Le conducteur du train dont le déraillement mercredi à Saint-Jacques de Compostelle, dans le nord de l'Espagne, a fait 78 morts, doit être présenté dimanche à un juge, accusé d'«homicide par imprudence».

Légèrement blessé dans l'accident, Francisco José Garzon Amo, âgé de 52 ans, est sorti de l'hôpital pour être transféré au commissariat, «arrêté pour des faits présumés d'homicide par imprudence», a annoncé le ministre espagnol de l'Intérieur, Jorge Fernandez Diaz.

Placé en garde à vue dès jeudi soir, il avait refusé vendredi de répondre aux questions des policiers.
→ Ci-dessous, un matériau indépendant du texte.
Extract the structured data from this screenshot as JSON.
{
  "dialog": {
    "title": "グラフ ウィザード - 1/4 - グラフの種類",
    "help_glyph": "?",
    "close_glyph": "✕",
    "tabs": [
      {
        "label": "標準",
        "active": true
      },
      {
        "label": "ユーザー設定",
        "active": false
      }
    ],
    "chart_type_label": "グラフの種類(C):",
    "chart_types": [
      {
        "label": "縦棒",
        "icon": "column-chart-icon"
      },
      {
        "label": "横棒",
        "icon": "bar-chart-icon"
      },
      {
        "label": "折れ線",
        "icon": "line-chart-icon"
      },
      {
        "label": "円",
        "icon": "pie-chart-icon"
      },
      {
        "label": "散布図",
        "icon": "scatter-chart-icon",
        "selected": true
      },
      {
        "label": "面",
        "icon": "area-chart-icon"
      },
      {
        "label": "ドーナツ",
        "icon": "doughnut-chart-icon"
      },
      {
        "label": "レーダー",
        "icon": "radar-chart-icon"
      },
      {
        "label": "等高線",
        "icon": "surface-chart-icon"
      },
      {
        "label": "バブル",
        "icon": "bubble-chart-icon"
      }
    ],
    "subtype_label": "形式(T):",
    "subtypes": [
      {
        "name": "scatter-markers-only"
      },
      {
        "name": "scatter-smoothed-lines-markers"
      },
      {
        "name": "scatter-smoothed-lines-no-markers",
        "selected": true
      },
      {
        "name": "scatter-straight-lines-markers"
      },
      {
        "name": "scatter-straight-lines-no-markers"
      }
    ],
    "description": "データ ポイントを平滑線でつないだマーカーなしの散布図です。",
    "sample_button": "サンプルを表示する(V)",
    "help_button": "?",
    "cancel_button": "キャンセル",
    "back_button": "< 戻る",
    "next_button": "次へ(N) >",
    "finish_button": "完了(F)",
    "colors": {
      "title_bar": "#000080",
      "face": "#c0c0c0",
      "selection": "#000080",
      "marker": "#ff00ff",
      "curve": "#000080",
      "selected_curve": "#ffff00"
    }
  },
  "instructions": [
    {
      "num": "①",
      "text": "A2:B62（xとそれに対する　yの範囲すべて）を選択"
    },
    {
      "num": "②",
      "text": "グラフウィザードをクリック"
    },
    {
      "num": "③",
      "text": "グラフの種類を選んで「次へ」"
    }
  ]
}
Il doit être entendu par un juge avant la fin de sa garde à vue dimanche soir.

Tandis que deux enquêtes, l'une judiciaire et l'autre administrative, ont été ouvertes pour tenter d'expliquer cette tragédie ferroviaire, la plus meurtrière en Espagne depuis 1944, les autorités mettaient en cause ce cheminot, qui travaille depuis trente ans à la compagnie publique des chemins de fer Renfe.

«Il y a des indices raisonnables pour considérer qu'il puisse avoir une éventuelle responsabilité dans ce qui s'est passé, ce que devront de toute façon déterminer le juge et l'enquête», a estimé le ministre, à l'occasion d'un déplacement sur les lieux de l'accident, où gisait encore la locomotive, coupée en deux sous la violence du choc.

«Déjà, quatre kilomètres avant le lieu de l'accident, il s'est vu notifier de commencer à ralentir», avait souligné auparavant le président du gestionnaire du réseau Adif, Gonzalo Ferre, sur la télévision nationale.

«À cet endroit passent six trains chaque jour et ce conducteur y est passé 60 fois, c'est-à-dire que sa connaissance de la ligne doit être exhaustive et maximale, à un endroit où la vitesse est limitée de manière permanente à 80 km/h», a renchéri le président de Renfe, Julio Gomez-Pomar Rodríguez, sur la télévision Antena 3.

Mais dans la petite ville galicienne de Monforte de Lemos, où vit le cheminot, certains de ses proches voulaient le défendre.

«C'est un excellent professionnel. C'est le premier accident qu'il ait jamais eu. Il n'a jamais commis la moindre faute», témoignait Antonio Rodriguez, un délégué syndical qui a rejoint la Renfe, la compagnie des chemins de fer espagnols, la même année que Garzon, en 1982.

L'accident s'est produit mercredi à 20 h 42 (14 h 42 heure de Montréal) au moment où le train, en provenance de Madrid, abordait un virage très serré à quatre kilomètres de la gare de Saint-Jacques de Compostelle.

Deux éléments jouent en la défaveur du conducteur: une retranscription d'une communication radio, révélée par le quotidien El Pais, dans laquelle il admet qu'il circulait à 190 km/h au lieu des 80 autorisés, et une vidéo de quelques secondes diffusée sur internet, semblant provenir d'une caméra de sécurité sur les voies et montrant un train qui surgit à toute vitesse à l'entrée du virage, puis sort des rails et se couche sur le côté.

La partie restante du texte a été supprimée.